Deuxième remarque : le contenu de ce premier signe accompli par Pierre. Il n’est évidemment pas dû au hasard. L’ordre : Marche ! et le geste qui l’accompagne : le prenant par la main, il le fit lever, se retrouvent très souvent dans les paroles et les gestes de Jésus. Il est donc logique de les retrouver dans les Actes des Apôtres si l’on considère que les Apôtres ne font rien d’autre que continuer, prolonger l’action de Jésus. Se lever, se mettre debout, nous le savons, c’est le même mot que ressusciter, qui se traduit littéralement « se relever d’entre les morts ». Dès lors, notre mission est claire : il s’agit pour nous, au nom du Christ et avec la force du Christ, de mettre nos frères debout. On pense à la formule de st Irénée de Lyon, au II° s : « la gloire de Dieu c’est l’homme vivant ».

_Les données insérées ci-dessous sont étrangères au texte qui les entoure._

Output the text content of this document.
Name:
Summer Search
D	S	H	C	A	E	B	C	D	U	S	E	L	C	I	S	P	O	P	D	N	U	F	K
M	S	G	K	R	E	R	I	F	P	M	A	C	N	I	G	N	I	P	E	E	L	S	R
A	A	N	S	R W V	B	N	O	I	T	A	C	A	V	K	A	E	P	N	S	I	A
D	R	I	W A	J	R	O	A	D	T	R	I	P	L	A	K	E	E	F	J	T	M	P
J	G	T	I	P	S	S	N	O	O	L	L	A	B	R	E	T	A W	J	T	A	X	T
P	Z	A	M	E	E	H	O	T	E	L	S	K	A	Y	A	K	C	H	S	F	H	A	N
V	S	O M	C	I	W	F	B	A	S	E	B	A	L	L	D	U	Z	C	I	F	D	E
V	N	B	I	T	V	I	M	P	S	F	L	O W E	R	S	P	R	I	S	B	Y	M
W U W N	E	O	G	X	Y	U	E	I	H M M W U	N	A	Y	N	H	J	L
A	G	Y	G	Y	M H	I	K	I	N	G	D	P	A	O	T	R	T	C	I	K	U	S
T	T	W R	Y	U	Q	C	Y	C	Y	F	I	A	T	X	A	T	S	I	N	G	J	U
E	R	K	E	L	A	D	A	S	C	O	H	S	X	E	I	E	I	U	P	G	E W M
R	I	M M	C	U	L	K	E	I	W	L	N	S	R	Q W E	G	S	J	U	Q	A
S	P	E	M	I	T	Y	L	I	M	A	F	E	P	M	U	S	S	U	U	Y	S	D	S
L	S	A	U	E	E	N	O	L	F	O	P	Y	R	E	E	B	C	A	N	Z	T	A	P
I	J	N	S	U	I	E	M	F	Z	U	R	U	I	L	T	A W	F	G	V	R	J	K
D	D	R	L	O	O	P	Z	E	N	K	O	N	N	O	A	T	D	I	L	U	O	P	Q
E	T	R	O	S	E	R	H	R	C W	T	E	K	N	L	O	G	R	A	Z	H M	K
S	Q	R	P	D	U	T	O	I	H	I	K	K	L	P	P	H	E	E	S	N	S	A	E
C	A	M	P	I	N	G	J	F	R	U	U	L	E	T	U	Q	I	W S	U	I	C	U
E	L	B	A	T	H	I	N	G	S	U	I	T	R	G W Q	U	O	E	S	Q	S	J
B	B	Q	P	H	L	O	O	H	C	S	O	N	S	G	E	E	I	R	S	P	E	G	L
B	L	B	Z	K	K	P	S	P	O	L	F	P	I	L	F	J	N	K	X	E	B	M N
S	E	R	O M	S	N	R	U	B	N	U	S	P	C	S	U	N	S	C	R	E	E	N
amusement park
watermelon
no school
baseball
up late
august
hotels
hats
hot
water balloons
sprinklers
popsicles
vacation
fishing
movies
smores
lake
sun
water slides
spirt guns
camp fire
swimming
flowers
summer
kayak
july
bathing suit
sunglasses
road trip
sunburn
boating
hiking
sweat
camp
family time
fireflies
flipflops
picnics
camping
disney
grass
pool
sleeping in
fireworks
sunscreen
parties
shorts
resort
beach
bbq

Ce qui nous pose une question : comment pouvons-nous être « miracles », autrement dit être signes pour le monde ? En quoi aidons-nous au nom du Christ des hommes à se remettre debout, à trouver ou retrouver leur dignité d’enfants de Dieu ? La mission de l’Eglise est au nom de Jésus d’apporter le salut à tout homme, quel qu’il soit, pour qu’il prenne sa place dans le peuple de Dieu : il entra avec eux dans le temple, marchant, bondissant et louant Dieu. Et nous devons sans cesse vérifier, dans la prière, l’examen de conscience, la correction fraternelle ( autrement dit le dialogue loyal et sincère avec des frères ), que nous ne détournons pas sournoisement ou inconsciemment les choses à notre propre profit. Comme le dit la devise des Jésuites : ad majorem Dei gloriam, pour la plus grande gloire de Dieu. Le Christ sera à nos côtés, oui, à condition que nous ne le laissions pas à la porte : là où deux ou trois sont réunis en mon nom, je suis au milieu d’eux ( Mt 18,20 ).